新そよ風に乗って ⑧ 〜慕情〜

実は、 航空会社に勤めておきながら、 あまり飛行機が得意ではなかった。 よく言う気圧の関係から機上で飲むビールは、 あまり美味しく感じられないという人も多いと聞くが、 それと同じような事なのかもしれない。食事は、 高橋さんと乗っていたニューヨーク便はビジネスクラスだったし、 美味しかったんだと思うけれど必ず残してしまっていた。 お腹は空いている感じはしていたが、 何となくお腹が張ってしまい、 思うように食べられずにいた。
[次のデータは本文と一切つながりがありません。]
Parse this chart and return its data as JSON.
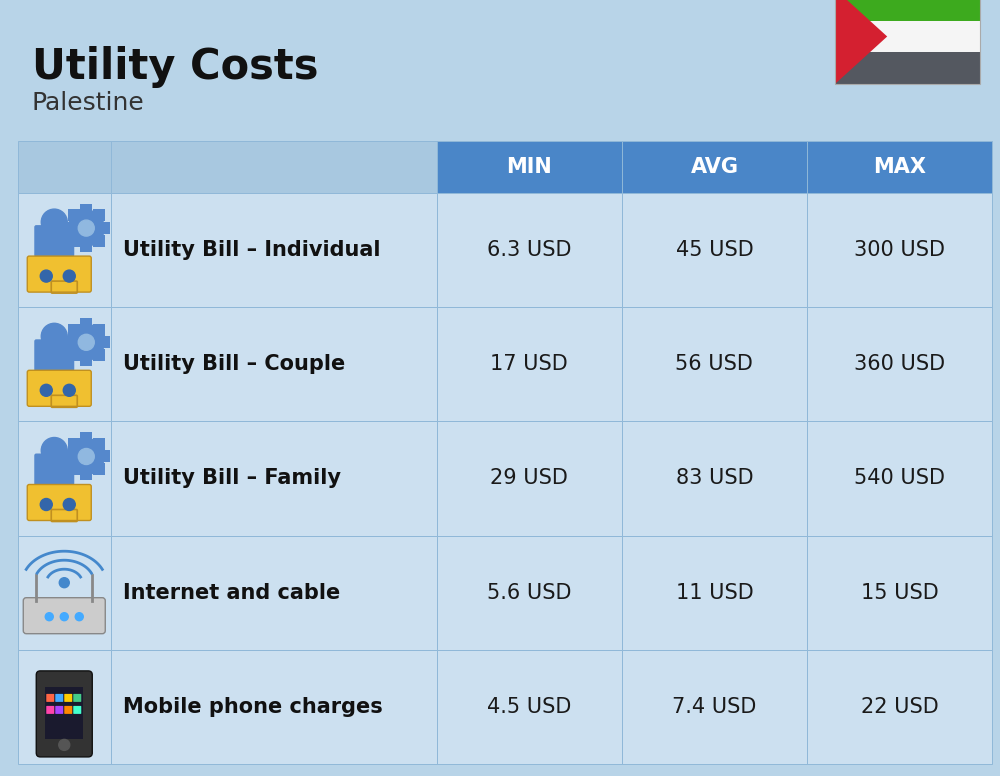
{
  "title": "Utility Costs",
  "subtitle": "Palestine",
  "background_color": "#b8d4e8",
  "header_bg_color": "#4a86c8",
  "header_text_color": "#ffffff",
  "row_bg_light": "#cce0f0",
  "row_bg_dark": "#b8d0e4",
  "table_border_color": "#90b8d8",
  "col_headers": [
    "MIN",
    "AVG",
    "MAX"
  ],
  "rows": [
    {
      "label": "Utility Bill – Individual",
      "min": "6.3 USD",
      "avg": "45 USD",
      "max": "300 USD",
      "icon": "utility"
    },
    {
      "label": "Utility Bill – Couple",
      "min": "17 USD",
      "avg": "56 USD",
      "max": "360 USD",
      "icon": "utility"
    },
    {
      "label": "Utility Bill – Family",
      "min": "29 USD",
      "avg": "83 USD",
      "max": "540 USD",
      "icon": "utility"
    },
    {
      "label": "Internet and cable",
      "min": "5.6 USD",
      "avg": "11 USD",
      "max": "15 USD",
      "icon": "internet"
    },
    {
      "label": "Mobile phone charges",
      "min": "4.5 USD",
      "avg": "7.4 USD",
      "max": "22 USD",
      "icon": "phone"
    }
  ],
  "flag": {
    "black": "#545860",
    "white": "#f5f5f5",
    "green": "#3daa1e",
    "red": "#d42030"
  },
  "title_fontsize": 30,
  "subtitle_fontsize": 18,
  "header_fontsize": 15,
  "cell_fontsize": 15,
  "label_fontsize": 15
}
「高橋さん。 何で、 知っていらっしゃるんですか? でも、 今回は絶対食べます。 だって、 ファーストクラスなんて初めてですし、 最初で最後かもしれませんから」
「フッ……。 現金な奴め! そんな奴には、 こうしてやる」
えっ?
「必殺! 貴ちゃんグリグリ梅干しの刑」
はい?
「あっ……ちょっ……ちょっと、 た、 高橋さん。 い、 痛い。 痛い! や、 やめて下さい。 ひぃ! いったぁぁいぃ」
いきなり高橋さんが、 私の両こめかみに握り拳を押しつけ、 グリグリと回した。
「ハハッ……これに懲りて、 はしゃがないで寝る事。 いいな?」
「はぁい」
「妙に素直で、 怖いな」
だって、 ファーストクラスですよ? 高橋さんは、 出張や仕事などで何度も乗ったことがあるだろうけれど、 身分不相応な私は夢のような気分です。 2度と、 ファーストクラスなんて乗れないかもしれないですから。 それは、 もうはしゃがずにはいられません。 食事だって、 たっぷり堪能したいです。 何度も言うようですが、 ファーストクラスですよ? それも、 高橋さんと一緒に乗れるなんて……嬉し過ぎる。
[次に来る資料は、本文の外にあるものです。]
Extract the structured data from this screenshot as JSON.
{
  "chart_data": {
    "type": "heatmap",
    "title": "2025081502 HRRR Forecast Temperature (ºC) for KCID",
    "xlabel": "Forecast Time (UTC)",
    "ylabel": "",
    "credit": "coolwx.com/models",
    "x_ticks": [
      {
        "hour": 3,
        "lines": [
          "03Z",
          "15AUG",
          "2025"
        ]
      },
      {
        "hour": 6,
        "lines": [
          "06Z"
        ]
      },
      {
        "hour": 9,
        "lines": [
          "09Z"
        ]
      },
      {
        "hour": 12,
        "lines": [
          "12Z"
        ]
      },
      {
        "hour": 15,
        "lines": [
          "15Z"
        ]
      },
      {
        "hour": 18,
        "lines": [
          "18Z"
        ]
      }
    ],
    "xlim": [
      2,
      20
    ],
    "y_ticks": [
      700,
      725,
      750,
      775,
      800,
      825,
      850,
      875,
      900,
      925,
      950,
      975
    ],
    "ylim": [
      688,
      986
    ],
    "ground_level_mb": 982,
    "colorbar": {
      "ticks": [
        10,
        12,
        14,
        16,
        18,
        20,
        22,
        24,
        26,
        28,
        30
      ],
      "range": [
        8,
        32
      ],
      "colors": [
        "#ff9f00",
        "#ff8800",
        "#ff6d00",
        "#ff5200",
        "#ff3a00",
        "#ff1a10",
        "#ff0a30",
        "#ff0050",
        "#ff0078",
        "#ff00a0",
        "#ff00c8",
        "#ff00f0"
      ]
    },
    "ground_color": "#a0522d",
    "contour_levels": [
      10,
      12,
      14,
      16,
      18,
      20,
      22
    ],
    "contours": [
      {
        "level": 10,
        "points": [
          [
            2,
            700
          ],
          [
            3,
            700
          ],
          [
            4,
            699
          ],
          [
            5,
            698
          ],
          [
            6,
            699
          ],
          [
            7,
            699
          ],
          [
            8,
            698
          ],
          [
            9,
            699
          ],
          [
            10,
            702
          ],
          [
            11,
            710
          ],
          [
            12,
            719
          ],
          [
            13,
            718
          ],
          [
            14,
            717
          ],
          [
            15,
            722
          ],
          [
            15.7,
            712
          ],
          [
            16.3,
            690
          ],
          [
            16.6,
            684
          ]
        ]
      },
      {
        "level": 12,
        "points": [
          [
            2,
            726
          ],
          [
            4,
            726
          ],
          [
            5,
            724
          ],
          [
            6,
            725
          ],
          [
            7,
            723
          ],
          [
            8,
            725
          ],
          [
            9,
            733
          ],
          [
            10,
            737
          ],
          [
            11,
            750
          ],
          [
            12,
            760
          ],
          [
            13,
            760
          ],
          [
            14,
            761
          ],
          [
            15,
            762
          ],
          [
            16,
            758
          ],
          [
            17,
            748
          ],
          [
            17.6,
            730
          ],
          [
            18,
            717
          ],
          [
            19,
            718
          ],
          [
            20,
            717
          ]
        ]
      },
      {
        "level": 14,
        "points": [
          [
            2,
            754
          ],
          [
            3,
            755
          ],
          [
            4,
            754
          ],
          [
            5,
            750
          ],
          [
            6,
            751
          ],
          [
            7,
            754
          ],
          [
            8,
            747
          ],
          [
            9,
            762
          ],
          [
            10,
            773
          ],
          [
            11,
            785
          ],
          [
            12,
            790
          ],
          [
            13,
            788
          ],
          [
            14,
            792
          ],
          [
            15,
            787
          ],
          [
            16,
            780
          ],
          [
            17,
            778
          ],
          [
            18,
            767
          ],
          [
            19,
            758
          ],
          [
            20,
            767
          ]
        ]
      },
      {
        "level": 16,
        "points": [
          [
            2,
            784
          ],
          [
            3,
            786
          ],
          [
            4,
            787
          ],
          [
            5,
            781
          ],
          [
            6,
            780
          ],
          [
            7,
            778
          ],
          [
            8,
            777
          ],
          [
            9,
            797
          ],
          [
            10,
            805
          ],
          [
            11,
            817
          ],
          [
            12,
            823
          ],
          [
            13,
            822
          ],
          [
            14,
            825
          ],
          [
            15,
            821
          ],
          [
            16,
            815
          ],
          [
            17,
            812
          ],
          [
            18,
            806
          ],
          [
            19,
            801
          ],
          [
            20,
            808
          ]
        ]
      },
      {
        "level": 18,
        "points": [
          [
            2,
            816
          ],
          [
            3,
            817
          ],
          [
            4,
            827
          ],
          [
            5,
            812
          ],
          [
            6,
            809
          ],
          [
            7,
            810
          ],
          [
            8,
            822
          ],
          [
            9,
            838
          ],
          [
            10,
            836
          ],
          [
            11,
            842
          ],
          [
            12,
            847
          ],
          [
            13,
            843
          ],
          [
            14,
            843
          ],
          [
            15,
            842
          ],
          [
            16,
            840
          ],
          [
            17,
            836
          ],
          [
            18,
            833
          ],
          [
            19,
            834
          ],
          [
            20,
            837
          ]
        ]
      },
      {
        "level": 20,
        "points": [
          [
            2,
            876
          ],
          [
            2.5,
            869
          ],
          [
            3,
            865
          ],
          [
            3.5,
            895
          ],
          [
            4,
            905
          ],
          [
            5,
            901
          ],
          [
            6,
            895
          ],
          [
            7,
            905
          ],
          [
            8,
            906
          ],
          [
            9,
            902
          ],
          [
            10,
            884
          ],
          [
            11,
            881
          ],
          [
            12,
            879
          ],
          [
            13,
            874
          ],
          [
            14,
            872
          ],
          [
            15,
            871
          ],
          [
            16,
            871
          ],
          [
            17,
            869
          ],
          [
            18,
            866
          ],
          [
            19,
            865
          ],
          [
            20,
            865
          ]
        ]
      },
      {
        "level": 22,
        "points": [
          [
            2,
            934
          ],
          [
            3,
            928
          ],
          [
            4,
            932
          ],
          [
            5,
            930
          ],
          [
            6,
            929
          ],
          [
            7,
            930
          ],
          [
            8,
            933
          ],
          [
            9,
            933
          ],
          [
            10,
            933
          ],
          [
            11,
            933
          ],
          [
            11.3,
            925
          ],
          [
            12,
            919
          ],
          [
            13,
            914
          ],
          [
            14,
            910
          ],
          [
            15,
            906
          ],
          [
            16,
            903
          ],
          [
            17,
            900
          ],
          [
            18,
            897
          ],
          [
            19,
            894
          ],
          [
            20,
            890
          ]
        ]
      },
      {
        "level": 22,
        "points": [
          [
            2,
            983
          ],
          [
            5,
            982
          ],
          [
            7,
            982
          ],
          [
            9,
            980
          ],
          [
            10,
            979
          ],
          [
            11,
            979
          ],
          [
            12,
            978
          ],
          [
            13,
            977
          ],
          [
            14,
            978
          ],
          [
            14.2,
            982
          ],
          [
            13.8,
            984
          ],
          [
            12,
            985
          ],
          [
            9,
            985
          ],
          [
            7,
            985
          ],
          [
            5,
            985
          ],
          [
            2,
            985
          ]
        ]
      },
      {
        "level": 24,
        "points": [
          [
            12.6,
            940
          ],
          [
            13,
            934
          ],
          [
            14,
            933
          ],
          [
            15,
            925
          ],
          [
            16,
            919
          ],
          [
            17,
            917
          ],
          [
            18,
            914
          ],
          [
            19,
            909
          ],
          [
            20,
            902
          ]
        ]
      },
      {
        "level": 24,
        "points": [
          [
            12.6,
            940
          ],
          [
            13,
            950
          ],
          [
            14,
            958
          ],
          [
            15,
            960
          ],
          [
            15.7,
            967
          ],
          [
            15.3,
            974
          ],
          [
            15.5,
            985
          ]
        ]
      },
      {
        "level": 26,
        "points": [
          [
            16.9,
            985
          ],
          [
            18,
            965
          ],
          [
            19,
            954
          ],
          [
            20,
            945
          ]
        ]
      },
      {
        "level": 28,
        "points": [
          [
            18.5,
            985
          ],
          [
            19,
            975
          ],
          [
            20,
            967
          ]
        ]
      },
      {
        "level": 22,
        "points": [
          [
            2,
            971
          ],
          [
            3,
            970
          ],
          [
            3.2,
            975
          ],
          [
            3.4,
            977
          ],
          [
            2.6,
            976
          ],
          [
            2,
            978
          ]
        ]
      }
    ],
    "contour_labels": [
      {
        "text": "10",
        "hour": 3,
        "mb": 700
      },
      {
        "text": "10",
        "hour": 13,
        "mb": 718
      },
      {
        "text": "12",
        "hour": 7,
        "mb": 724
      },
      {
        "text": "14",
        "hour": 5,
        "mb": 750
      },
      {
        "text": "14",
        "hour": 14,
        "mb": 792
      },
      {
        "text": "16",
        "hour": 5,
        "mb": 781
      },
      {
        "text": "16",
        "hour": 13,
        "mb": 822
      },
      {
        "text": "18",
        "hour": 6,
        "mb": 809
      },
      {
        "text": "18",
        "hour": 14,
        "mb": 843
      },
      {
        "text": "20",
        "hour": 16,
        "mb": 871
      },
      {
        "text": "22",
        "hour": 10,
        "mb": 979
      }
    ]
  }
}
恥ずかしくて、 言葉にできなかったけれど、 私の態度で分かったのか。 高橋さんは、 ずっと私の行動を見ながら笑っている。
夢のようなファーストクラスに乗せてもらって、 大はしゃぎしていた6時間半のフライト中、 何度も 『 寝ろ! 』 と高橋さんに言われたのに、 まるで子供のようにキョロキョロしながら落ち着かず、 映画を見たりシートをフルフラットにしてまるでベッドのようだと驚いて大喜びしたり、 大興奮して喉が渇いて何度も大好きなグアバジュースをお代わりして、 出された食事もいつもよりは食べていた。
そんな私を見ながら、 高橋さんはひたすら 『 馬子もファーストクラスだな 』 などと、 訳のわからない事を言いながら笑っていた。